PCC Kathryn Holloway, police dog Finn and handler PC Dave Wardell. Image Office of Bedfordshire's Police and Crime Commissioner

Emergency animal shelter scheme for Domestic Abuse victims forced to stay put because of their pets

Bedfordshire’s Police and Crime Commissioner, Kathryn Holloway, has set aside emergency funding to support victims of Domestic Abuse who feel unable to leave home because they do not want to leave a pet behind.

The Commissioner’s office has been working with a Bedfordshire dog kennelling business to provide respite care to those who may need help to ensure that their dogs will be cared for in their time of urgent need.

The PCC is also working with Cats Protection. The cat care charity runs ‘Paws Protect‘ which is a pet fostering service for families fleeing domestic abuse.

Commissioner, Kathryn Holloway said:

“The picture around Domestic Abuse makes it clear that some sadly need to leave their homes in this emergency and have been accessing the hotel and safe house accommodation that is being paid for with my £60k fund for this purpose, established at the very outset of lockdown.
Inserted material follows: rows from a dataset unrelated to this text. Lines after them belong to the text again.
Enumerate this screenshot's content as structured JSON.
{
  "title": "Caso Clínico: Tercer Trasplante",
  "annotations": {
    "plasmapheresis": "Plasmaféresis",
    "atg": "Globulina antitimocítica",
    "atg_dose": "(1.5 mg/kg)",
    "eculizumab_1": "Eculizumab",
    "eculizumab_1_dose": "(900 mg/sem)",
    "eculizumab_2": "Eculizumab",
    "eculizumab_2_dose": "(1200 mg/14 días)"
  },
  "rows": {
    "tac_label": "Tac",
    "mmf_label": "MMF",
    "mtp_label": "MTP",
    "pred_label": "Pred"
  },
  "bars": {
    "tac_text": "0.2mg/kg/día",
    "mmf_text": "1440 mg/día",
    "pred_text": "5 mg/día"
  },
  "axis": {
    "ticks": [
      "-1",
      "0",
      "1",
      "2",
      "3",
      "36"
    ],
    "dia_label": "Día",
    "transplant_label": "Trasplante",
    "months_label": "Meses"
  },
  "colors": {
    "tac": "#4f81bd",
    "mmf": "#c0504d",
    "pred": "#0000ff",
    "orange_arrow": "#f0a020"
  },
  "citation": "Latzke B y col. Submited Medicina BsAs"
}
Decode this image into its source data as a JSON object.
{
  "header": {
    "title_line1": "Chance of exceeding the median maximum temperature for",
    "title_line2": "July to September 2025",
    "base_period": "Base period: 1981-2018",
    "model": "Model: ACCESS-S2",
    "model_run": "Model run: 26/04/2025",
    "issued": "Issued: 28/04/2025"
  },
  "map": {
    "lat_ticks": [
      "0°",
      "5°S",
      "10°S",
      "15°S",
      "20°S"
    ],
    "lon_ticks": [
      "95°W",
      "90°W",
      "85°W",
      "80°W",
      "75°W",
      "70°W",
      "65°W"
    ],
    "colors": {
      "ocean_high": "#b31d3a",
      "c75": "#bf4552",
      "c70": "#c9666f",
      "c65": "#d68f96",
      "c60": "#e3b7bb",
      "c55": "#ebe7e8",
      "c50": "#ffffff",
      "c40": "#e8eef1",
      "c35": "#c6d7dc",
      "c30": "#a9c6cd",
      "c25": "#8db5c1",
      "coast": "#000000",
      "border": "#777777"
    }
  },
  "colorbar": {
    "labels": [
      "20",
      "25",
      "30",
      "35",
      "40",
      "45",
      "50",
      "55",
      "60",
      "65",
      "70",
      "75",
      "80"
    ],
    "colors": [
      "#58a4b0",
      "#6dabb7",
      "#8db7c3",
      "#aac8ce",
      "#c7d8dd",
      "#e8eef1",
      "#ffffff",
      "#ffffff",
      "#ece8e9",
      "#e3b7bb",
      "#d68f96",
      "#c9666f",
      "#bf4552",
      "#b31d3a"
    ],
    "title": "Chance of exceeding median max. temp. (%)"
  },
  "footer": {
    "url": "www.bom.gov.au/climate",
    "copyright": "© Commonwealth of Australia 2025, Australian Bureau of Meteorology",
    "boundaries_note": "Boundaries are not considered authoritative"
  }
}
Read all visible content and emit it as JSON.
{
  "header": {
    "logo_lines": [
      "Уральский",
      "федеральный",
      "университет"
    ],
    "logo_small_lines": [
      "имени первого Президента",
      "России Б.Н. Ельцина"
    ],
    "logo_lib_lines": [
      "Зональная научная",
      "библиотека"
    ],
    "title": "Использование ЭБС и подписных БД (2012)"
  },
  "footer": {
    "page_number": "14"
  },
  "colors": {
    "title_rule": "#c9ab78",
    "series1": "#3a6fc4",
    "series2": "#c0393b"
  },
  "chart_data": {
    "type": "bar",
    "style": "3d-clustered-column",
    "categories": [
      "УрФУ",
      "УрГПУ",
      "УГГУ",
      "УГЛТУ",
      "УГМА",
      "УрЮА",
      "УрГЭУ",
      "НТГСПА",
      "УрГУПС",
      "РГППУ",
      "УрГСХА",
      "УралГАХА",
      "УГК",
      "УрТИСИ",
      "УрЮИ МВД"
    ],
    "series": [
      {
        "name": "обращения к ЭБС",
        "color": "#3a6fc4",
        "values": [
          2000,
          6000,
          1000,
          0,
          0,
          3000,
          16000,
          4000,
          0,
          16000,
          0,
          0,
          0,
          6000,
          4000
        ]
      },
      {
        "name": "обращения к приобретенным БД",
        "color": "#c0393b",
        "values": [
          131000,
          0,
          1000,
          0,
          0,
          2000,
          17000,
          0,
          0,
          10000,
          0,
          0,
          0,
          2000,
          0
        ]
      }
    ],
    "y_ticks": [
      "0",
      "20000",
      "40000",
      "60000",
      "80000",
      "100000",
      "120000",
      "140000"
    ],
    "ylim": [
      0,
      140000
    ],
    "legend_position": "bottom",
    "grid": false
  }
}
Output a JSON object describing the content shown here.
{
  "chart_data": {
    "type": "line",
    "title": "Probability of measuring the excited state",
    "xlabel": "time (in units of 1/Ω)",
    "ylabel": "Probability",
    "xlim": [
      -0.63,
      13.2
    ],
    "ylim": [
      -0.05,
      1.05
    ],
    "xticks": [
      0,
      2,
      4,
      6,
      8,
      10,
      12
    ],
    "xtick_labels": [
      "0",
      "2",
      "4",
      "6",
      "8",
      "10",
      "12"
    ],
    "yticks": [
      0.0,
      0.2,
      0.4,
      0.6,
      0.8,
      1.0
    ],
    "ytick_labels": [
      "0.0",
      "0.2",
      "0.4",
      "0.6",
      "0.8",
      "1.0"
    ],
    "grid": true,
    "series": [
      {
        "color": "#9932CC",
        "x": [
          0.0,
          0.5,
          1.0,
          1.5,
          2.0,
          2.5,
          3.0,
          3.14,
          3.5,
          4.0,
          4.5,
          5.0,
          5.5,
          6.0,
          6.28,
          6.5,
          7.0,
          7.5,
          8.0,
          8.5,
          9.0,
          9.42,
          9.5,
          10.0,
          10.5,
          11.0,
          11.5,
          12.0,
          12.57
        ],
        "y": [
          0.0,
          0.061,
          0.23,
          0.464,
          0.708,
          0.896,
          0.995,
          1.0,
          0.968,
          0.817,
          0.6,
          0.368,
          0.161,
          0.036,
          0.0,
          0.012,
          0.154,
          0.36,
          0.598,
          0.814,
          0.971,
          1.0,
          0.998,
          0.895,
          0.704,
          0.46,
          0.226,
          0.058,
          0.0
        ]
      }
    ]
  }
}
“However, common sense dictates that, on some occasions, they are not leaving for their own safety because they cannot find alternative care for pets, which cannot, for example, be taken into many hotels or rented spaces.

“As a result, I’m delighted to launch the Emergency Pet Shelter project to provide that lifeline to those fleeing abuse, to provide emergency accommodation for their cats or dogs too.”

Pets will be kept in confidential and secure premises

The scheme is available from today (22 April 2020). It can be accessed by Bedfordshire Police officers who encounter relevant cases while on front line duty.

All pets will be kept in secure premises and their whereabouts will remain confidential. This is for the safety of victims and their pets, as well as the staff caring for the animals.

The temporary care scheme for cats and dogs will also be available for owners who have been admitted to hospital in relation to COVID-19 if they are refusing to leave home for this reason.

Mark Beazley, Director of Operations at Cats Protection, has seen at first hand how devastating the impact of Domestic Abuse can be on families, during his time as a police officer with Hampshire Constabulary.

“I am extremely proud of the service that Paws Protect offers to victims of Domestic Abuse and I’m delighted that we have been able to develop the service into Bedfordshire.

“Paws Protect removes the barriers that families face when trying to flee Domestic Abuse and the need for a service that helps both animals and people is essential.”

Victims can access the scheme by calling 101. In an emergency relating to Domestic Abuse, always call 999.

Front line officers will be aware of the support available, and will be able to assist victims to access the care for their pets.